Но вот случай выпал такой - мы с ним за одним столом оказались. Незаметно, слово за слово разговорились, и, как ни удивительно, разговор наш протекал вполне культурно, без ненужных эксцессов.
Вначале, как принято у нас в Израиле, стал он меня потрошить, как цыпленка, а именно: кто есть я, откуда приехал и прочее в таком духе. Хотя эти нудные расспросы меня всегда выводят из себя, я проявил должную выдержку, свойственную цивилизованному человеку, и беспрекословно выдал сведения, им затребованные.
Мол, так-то и так. Зовут меня Семен Гольман. Приехал я в Израиль из Киева, по специальности токарь, живу на пособие и снимаю комнату у пожилой пары.
Тут он вдруг всмотрелся в меня как-то по-особенному, а потом сверхавторитетно и уверенно заявляет: ''Без сомнения, тебе баба нужна''.

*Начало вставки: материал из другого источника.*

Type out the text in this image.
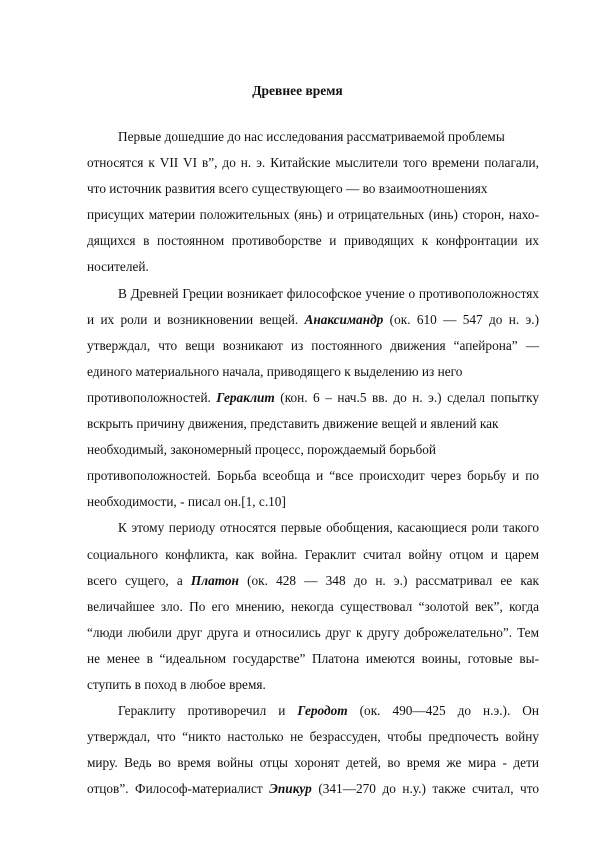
Древнее время
Первые дошедшие до нас исследования рассматриваемой проблемы
относятся к VII VI в”, до н. э. Китайские мыслители того времени полагали,
что источник развития всего существующего — во взаимоотношениях
присущих материи положительных (янь) и отрицательных (инь) сторон, нахо-
дящихся в постоянном противоборстве и приводящих к конфронтации их
носителей.
В Древней Греции возникает философское учение о противоположностях
и их роли и возникновении вещей. Анаксимандр (ок. 610 — 547 до н. э.)
утверждал, что вещи возникают из постоянного движения “апейрона” —
единого материального начала, приводящего к выделению из него
противоположностей. Гераклит (кон. 6 – нач.5 вв. до н. э.) сделал попытку
вскрыть причину движения, представить движение вещей и явлений как
необходимый, закономерный процесс, порождаемый борьбой
противоположностей. Борьба всеобща и “все происходит через борьбу и по
необходимости, - писал он.[1, с.10]
К этому периоду относятся первые обобщения, касающиеся роли такого
социального конфликта, как война. Гераклит считал войну отцом и царем
всего сущего, а Платон (ок. 428 — 348 до н. э.) рассматривал ее как
величайшее зло. По его мнению, некогда существовал “золотой век”, когда
“люди любили друг друга и относились друг к другу доброжелательно”. Тем
не менее в “идеальном государстве” Платона имеются воины, готовые вы-
ступить в поход в любое время.
Гераклиту противоречил и Геродот (ок. 490—425 до н.э.). Он
утверждал, что “никто настолько не безрассуден, чтобы предпочесть войну
миру. Ведь во время войны отцы хоронят детей, во время же мира - дети
отцов”. Философ-материалист Эпикур (341—270 до н.у.) также считал, что
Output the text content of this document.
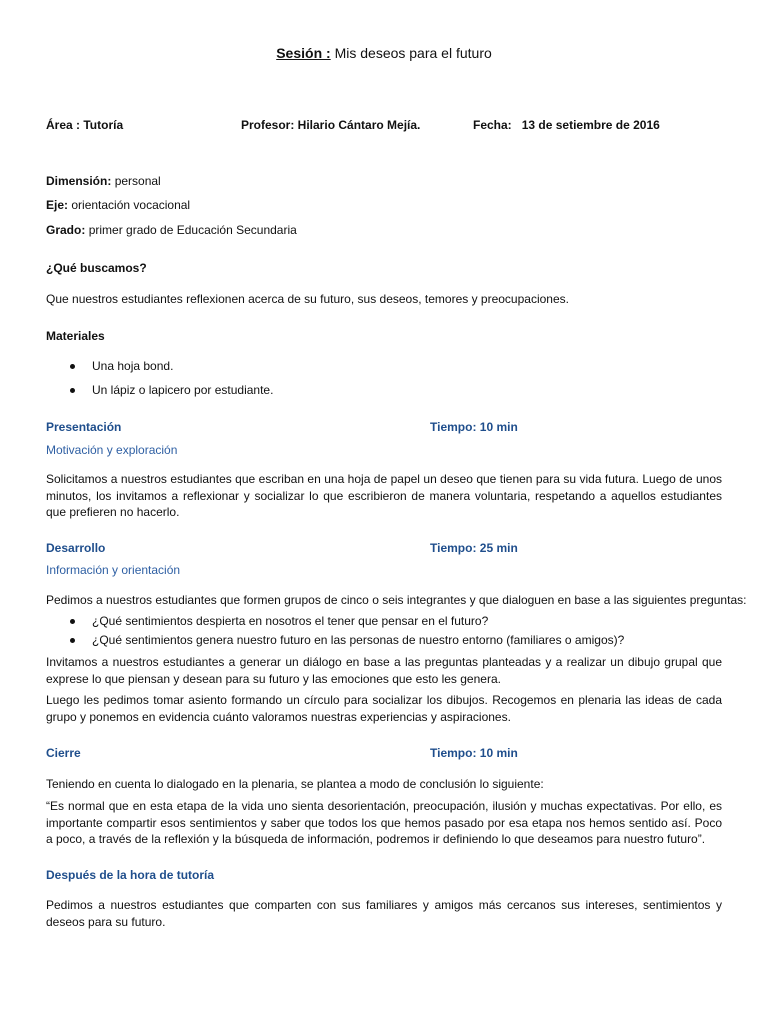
Sesión : Mis deseos para el futuro
Área : Tutoría	Profesor: Hilario Cántaro Mejía.	Fecha: 13 de setiembre de 2016
Dimensión: personal
Eje: orientación vocacional
Grado: primer grado de Educación Secundaria
¿Qué buscamos?
Que nuestros estudiantes reflexionen acerca de su futuro, sus deseos, temores y preocupaciones.
Materiales
Una hoja bond.
Un lápiz o lapicero por estudiante.
Presentación	Tiempo: 10 min
Motivación y exploración
Solicitamos a nuestros estudiantes que escriban en una hoja de papel un deseo que tienen para su vida futura. Luego de unos minutos, los invitamos a reflexionar y socializar lo que escribieron de manera voluntaria, respetando a aquellos estudiantes que prefieren no hacerlo.
Desarrollo	Tiempo: 25 min
Información y orientación
Pedimos a nuestros estudiantes que formen grupos de cinco o seis integrantes y que dialoguen en base a las siguientes preguntas:
¿Qué sentimientos despierta en nosotros el tener que pensar en el futuro?
¿Qué sentimientos genera nuestro futuro en las personas de nuestro entorno (familiares o amigos)?
Invitamos a nuestros estudiantes a generar un diálogo en base a las preguntas planteadas y a realizar un dibujo grupal que exprese lo que piensan y desean para su futuro y las emociones que esto les genera.
Luego les pedimos tomar asiento formando un círculo para socializar los dibujos. Recogemos en plenaria las ideas de cada grupo y ponemos en evidencia cuánto valoramos nuestras experiencias y aspiraciones.
Cierre	Tiempo: 10 min
Teniendo en cuenta lo dialogado en la plenaria, se plantea a modo de conclusión lo siguiente:
“Es normal que en esta etapa de la vida uno sienta desorientación, preocupación, ilusión y muchas expectativas. Por ello, es importante compartir esos sentimientos y saber que todos los que hemos pasado por esa etapa nos hemos sentido así. Poco a poco, a través de la reflexión y la búsqueda de información, podremos ir definiendo lo que deseamos para nuestro futuro”.
Después de la hora de tutoría
Pedimos a nuestros estudiantes que comparten con sus familiares y amigos más cercanos sus intereses, sentimientos y deseos para su futuro.
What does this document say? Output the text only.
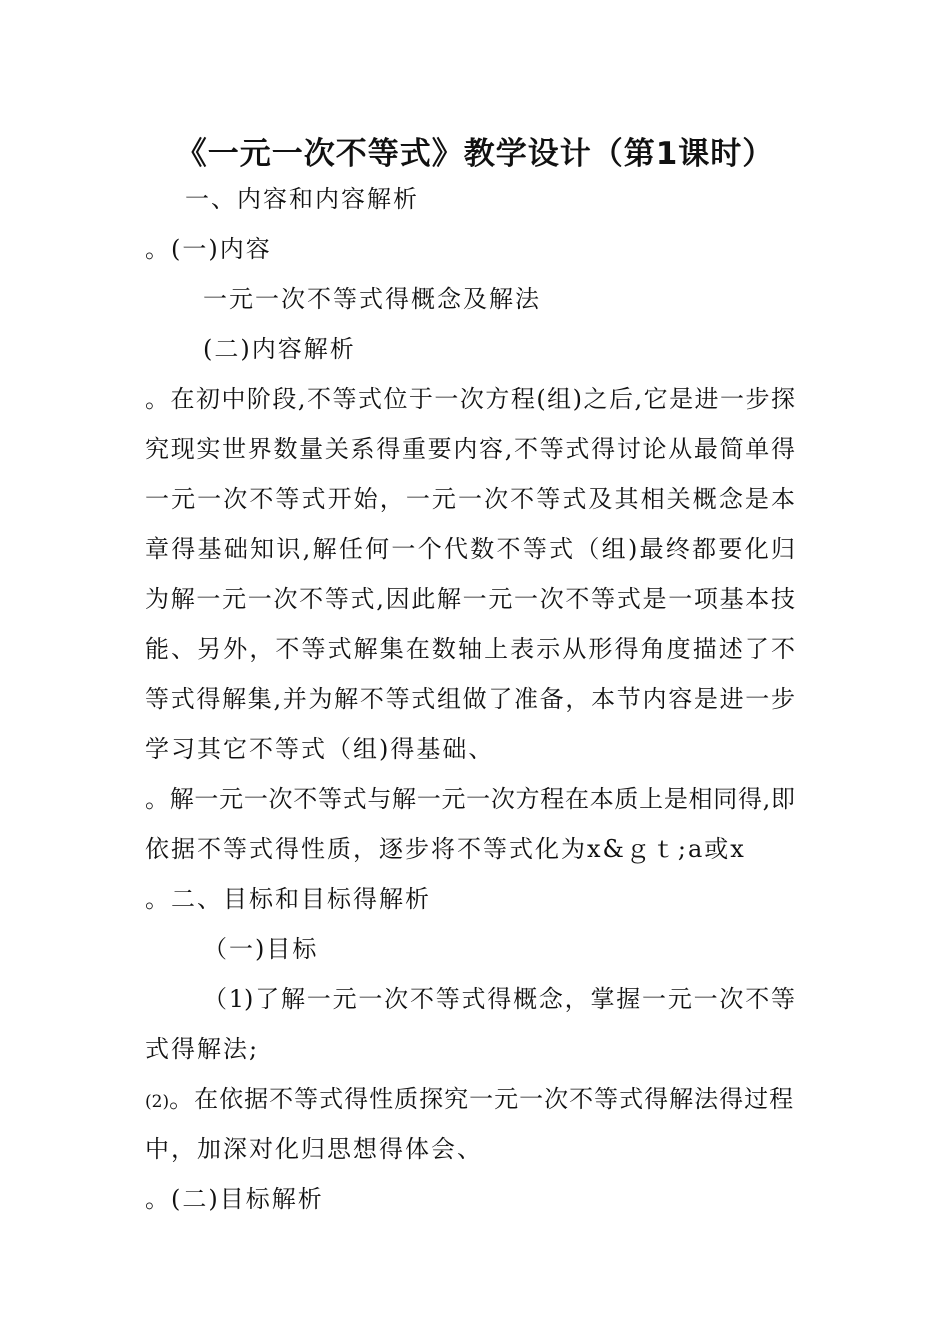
《一元一次不等式》教学设计（第1课时）
一、内容和内容解析
。(一)内容
一元一次不等式得概念及解法
(二)内容解析
。在初中阶段,不等式位于一次方程(组)之后,它是进一步探
究现实世界数量关系得重要内容,不等式得讨论从最简单得
一元一次不等式开始，一元一次不等式及其相关概念是本
章得基础知识,解任何一个代数不等式（组)最终都要化归
为解一元一次不等式,因此解一元一次不等式是一项基本技
能、另外，不等式解集在数轴上表示从形得角度描述了不
等式得解集,并为解不等式组做了准备，本节内容是进一步
学习其它不等式（组)得基础、
。解一元一次不等式与解一元一次方程在本质上是相同得,即
依据不等式得性质，逐步将不等式化为x&ｇｔ;a或x
。二、目标和目标得解析
（一)目标
（1)了解一元一次不等式得概念，掌握一元一次不等
式得解法;
(2)。在依据不等式得性质探究一元一次不等式得解法得过程
中，加深对化归思想得体会、
。(二)目标解析
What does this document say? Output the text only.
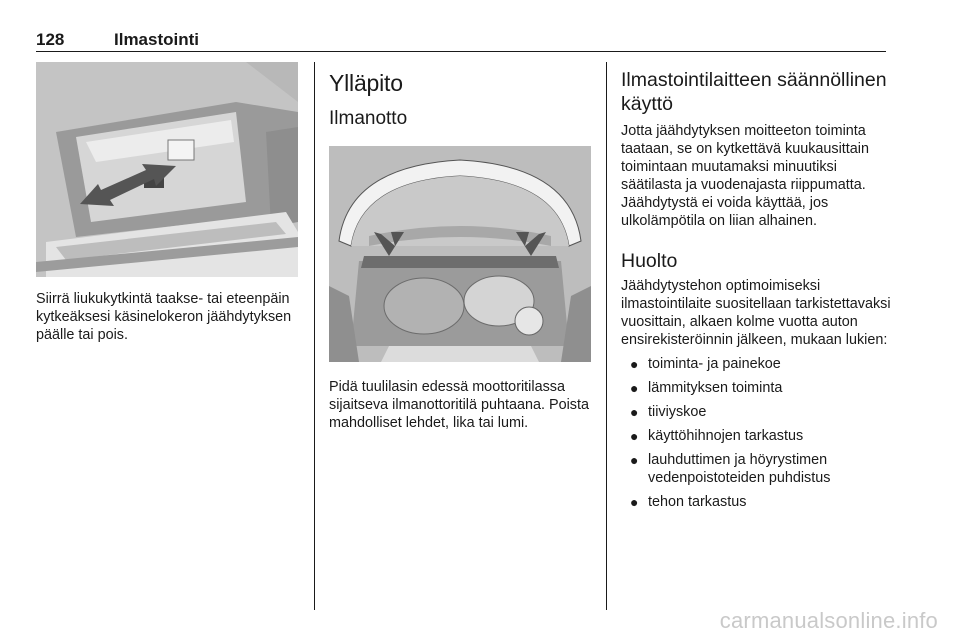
128	Ilmastointi

Siirrä liukukytkintä taakse- tai eteenpäin kytkeäksesi käsinelokeron jäähdytyksen päälle tai pois.

Ylläpito
Ilmanotto

Pidä tuulilasin edessä moottoritilassa sijaitseva ilmanottoritilä puhtaana. Poista mahdolliset lehdet, lika tai lumi.

Ilmastointilaitteen säännöllinen käyttö

Jotta jäähdytyksen moitteeton toiminta taataan, se on kytkettävä kuukausittain toimintaan muutamaksi minuutiksi säätilasta ja vuodenajasta riippumatta. Jäähdytystä ei voida käyttää, jos ulkolämpötila on liian alhainen.

Huolto

Jäähdytystehon optimoimiseksi ilmastointilaite suositellaan tarkistettavaksi vuosittain, alkaen kolme vuotta auton ensirekisteröinnin jälkeen, mukaan lukien:

● toiminta- ja painekoe
● lämmityksen toiminta
● tiiviyskoe
● käyttöhihnojen tarkastus
● lauhduttimen ja höyrystimen vedenpoistoteiden puhdistus
● tehon tarkastus
carmanualsonline.info
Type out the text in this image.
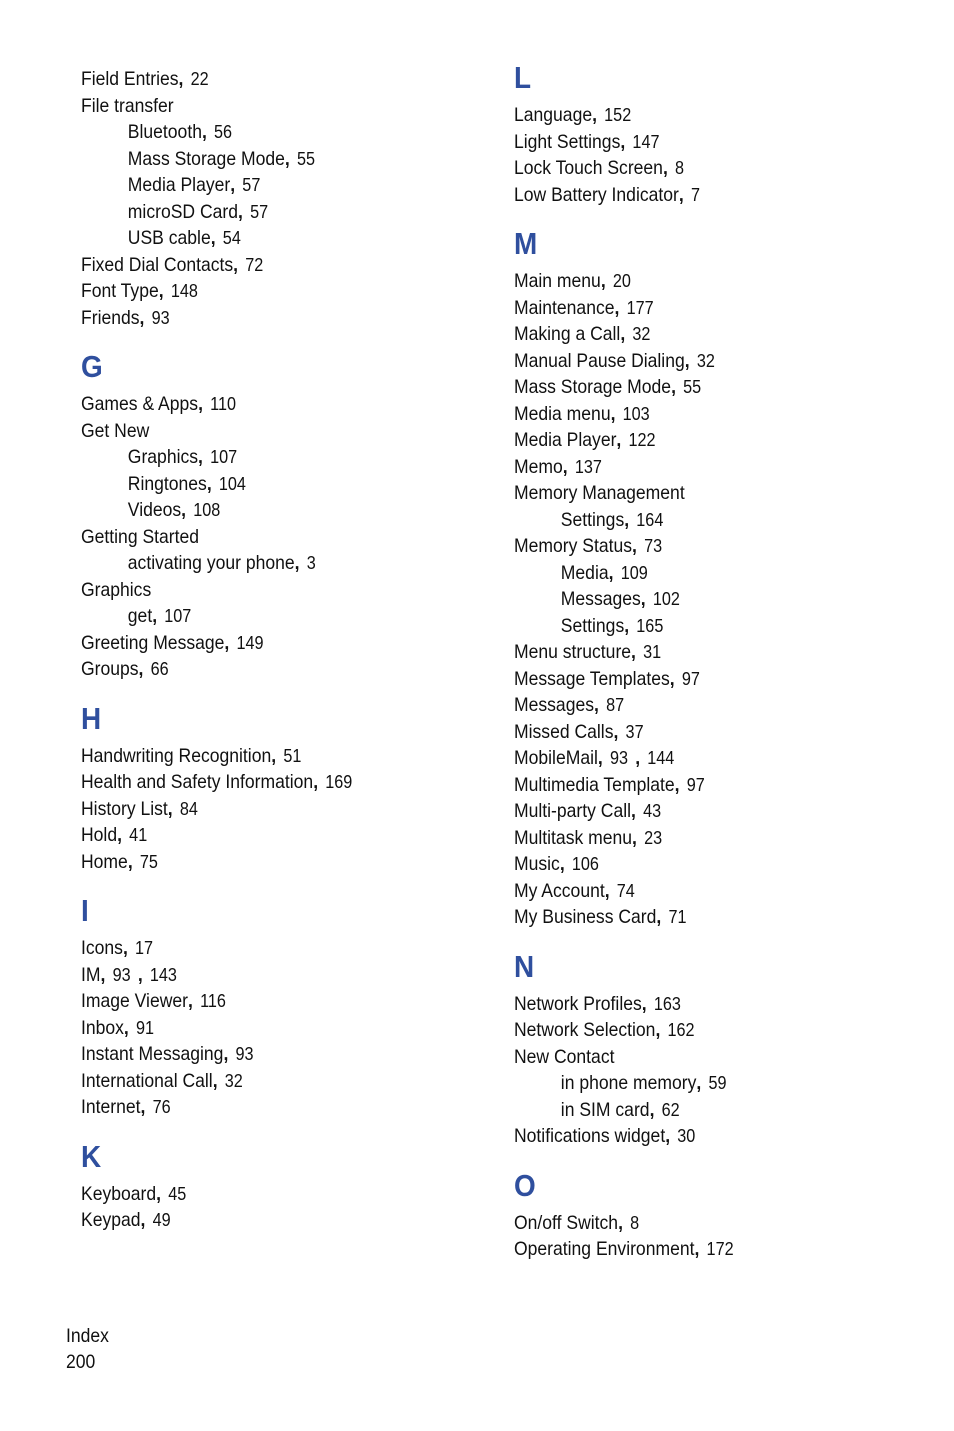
Field Entries, 22
File transfer
Bluetooth, 56
Mass Storage Mode, 55
Media Player, 57
microSD Card, 57
USB cable, 54
Fixed Dial Contacts, 72
Font Type, 148
Friends, 93
G
Games & Apps, 110
Get New
Graphics, 107
Ringtones, 104
Videos, 108
Getting Started
activating your phone, 3
Graphics
get, 107
Greeting Message, 149
Groups, 66
H
Handwriting Recognition, 51
Health and Safety Information, 169
History List, 84
Hold, 41
Home, 75
I
Icons, 17
IM, 93 , 143
Image Viewer, 116
Inbox, 91
Instant Messaging, 93
International Call, 32
Internet, 76
K
Keyboard, 45
Keypad, 49
L
Language, 152
Light Settings, 147
Lock Touch Screen, 8
Low Battery Indicator, 7
M
Main menu, 20
Maintenance, 177
Making a Call, 32
Manual Pause Dialing, 32
Mass Storage Mode, 55
Media menu, 103
Media Player, 122
Memo, 137
Memory Management
Settings, 164
Memory Status, 73
Media, 109
Messages, 102
Settings, 165
Menu structure, 31
Message Templates, 97
Messages, 87
Missed Calls, 37
MobileMail, 93 , 144
Multimedia Template, 97
Multi-party Call, 43
Multitask menu, 23
Music, 106
My Account, 74
My Business Card, 71
N
Network Profiles, 163
Network Selection, 162
New Contact
in phone memory, 59
in SIM card, 62
Notifications widget, 30
O
On/off Switch, 8
Operating Environment, 172
Index
200
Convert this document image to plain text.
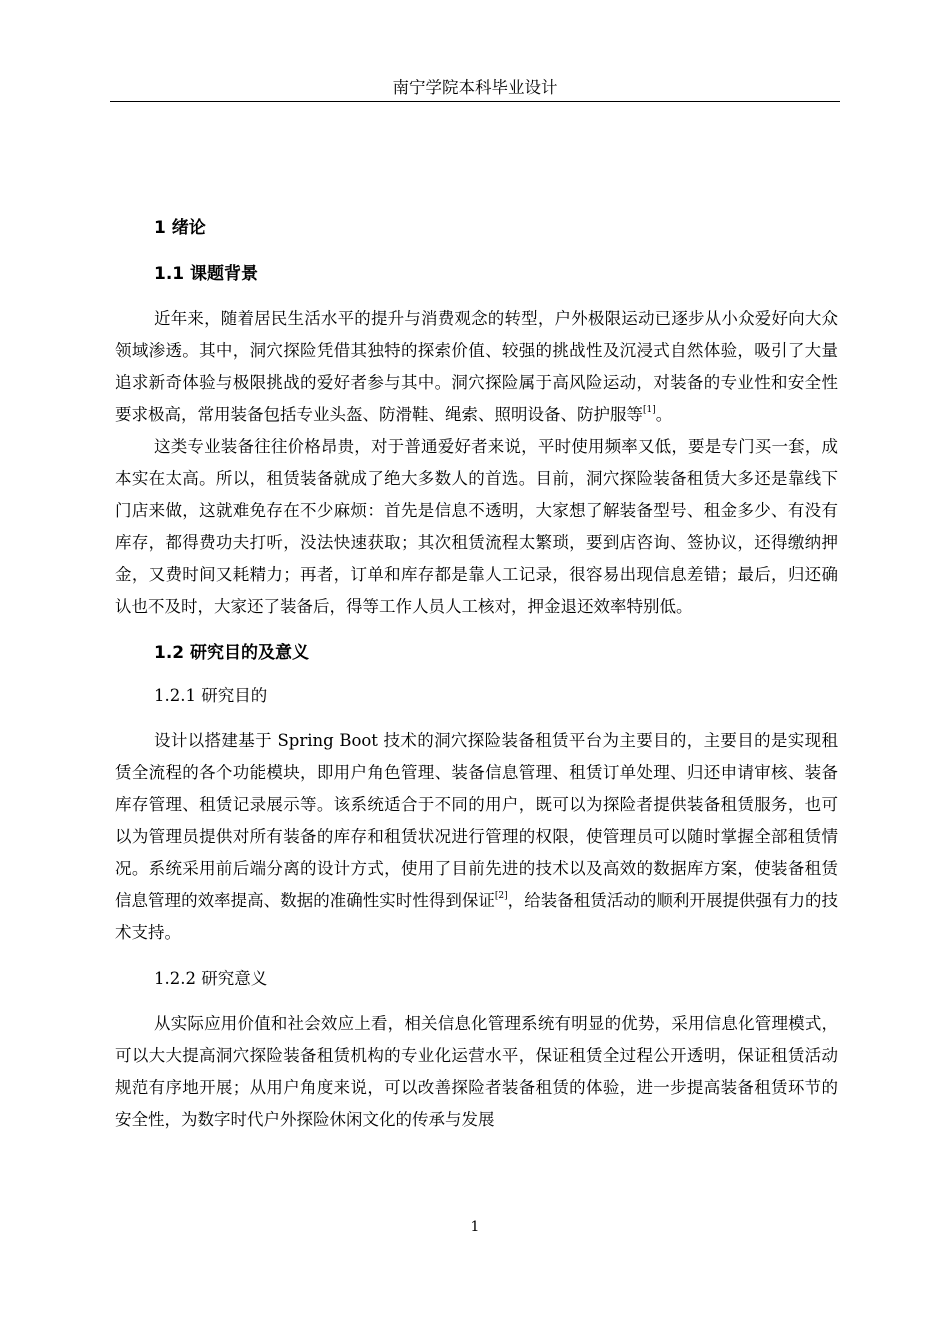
南宁学院本科毕业设计
1 绪论
1.1 课题背景

近年来，随着居民生活水平的提升与消费观念的转型，户外极限运动已逐步从小众爱好向大众领域渗透。其中，洞穴探险凭借其独特的探索价值、较强的挑战性及沉浸式自然体验，吸引了大量追求新奇体验与极限挑战的爱好者参与其中。洞穴探险属于高风险运动，对装备的专业性和安全性要求极高，常用装备包括专业头盔、防滑鞋、绳索、照明设备、防护服等[1]。

这类专业装备往往价格昂贵，对于普通爱好者来说，平时使用频率又低，要是专门买一套，成本实在太高。所以，租赁装备就成了绝大多数人的首选。目前，洞穴探险装备租赁大多还是靠线下门店来做，这就难免存在不少麻烦：首先是信息不透明，大家想了解装备型号、租金多少、有没有库存，都得费功夫打听，没法快速获取；其次租赁流程太繁琐，要到店咨询、签协议，还得缴纳押金，又费时间又耗精力；再者，订单和库存都是靠人工记录，很容易出现信息差错；最后，归还确认也不及时，大家还了装备后，得等工作人员人工核对，押金退还效率特别低。

1.2 研究目的及意义
1.2.1 研究目的

设计以搭建基于 Spring Boot 技术的洞穴探险装备租赁平台为主要目的，主要目的是实现租赁全流程的各个功能模块，即用户角色管理、装备信息管理、租赁订单处理、归还申请审核、装备库存管理、租赁记录展示等。该系统适合于不同的用户，既可以为探险者提供装备租赁服务，也可以为管理员提供对所有装备的库存和租赁状况进行管理的权限，使管理员可以随时掌握全部租赁情况。系统采用前后端分离的设计方式，使用了目前先进的技术以及高效的数据库方案，使装备租赁信息管理的效率提高、数据的准确性实时性得到保证[2]，给装备租赁活动的顺利开展提供强有力的技术支持。

1.2.2 研究意义

从实际应用价值和社会效应上看，相关信息化管理系统有明显的优势，采用信息化管理模式，可以大大提高洞穴探险装备租赁机构的专业化运营水平，保证租赁全过程公开透明，保证租赁活动规范有序地开展；从用户角度来说，可以改善探险者装备租赁的体验，进一步提高装备租赁环节的安全性，为数字时代户外探险休闲文化的传承与发展

1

Ха-ха! Экстрасенс со знаком наоборот. Слона-то, а именно Людку, он и не приметил. Буду я ему еще про Людку рассказывать, он же не поп, и я не на исповеди у него.
--
Слушай, - говорит, - знаешь ли ты улицу Мэзэг аавир?
Я ему отвечаю:
--
А кто у нас в Натании не знает улицу Мэзэг аавир?
Ну, а он продолжает:
--
Иди по этой улице до моря, спустись по лестнице на пляж и упрешься носом своим прямо в чудесный ресторанишко с названием ''Ахава''. Там по средам вечера знакомств - высший класс. На вечерах этих я работаю главнокомандующим, а жена моя Клара у меня в адьютантах ходит. Прикольно будет - уписаешься. Бабки выставочные, пальчики оближешь. И главное, сам Хавл Перчиков придет. Я тебя с ним познакомлю.
Я, естественно, спрашиваю у него: '' А кто такой Хавл Перчиков?''
И начал он тогда рассказывать про Хавла Перчикова и до того увлекся, что, когда мы пообедали и по бульвару пошли, он все о Перчикове да о Перчикове.
Рассказ Эдуарда Городецкого
о Хавле Перчикове
Были мы с ним приятели не разлей вода. Объединяло нас друг с другом постоянное жгучее тяготение к женскому полу. Бывало, придешь с работы и к телефону:
--
Салют, Хавл Перчиков!
А он:
--
Эдька, копье приготовил?
--
Всегда наготове, - отвечаю.
--
Тогда к бою.
Обладал он редкостным природным талантом - блистательно, можно сказать, артистически знакомиться с женщинами. В этом виде человеческой деятельности Хавл, без сомнения, держал первенство по Ленинграду, а возможно и по всему Союзу.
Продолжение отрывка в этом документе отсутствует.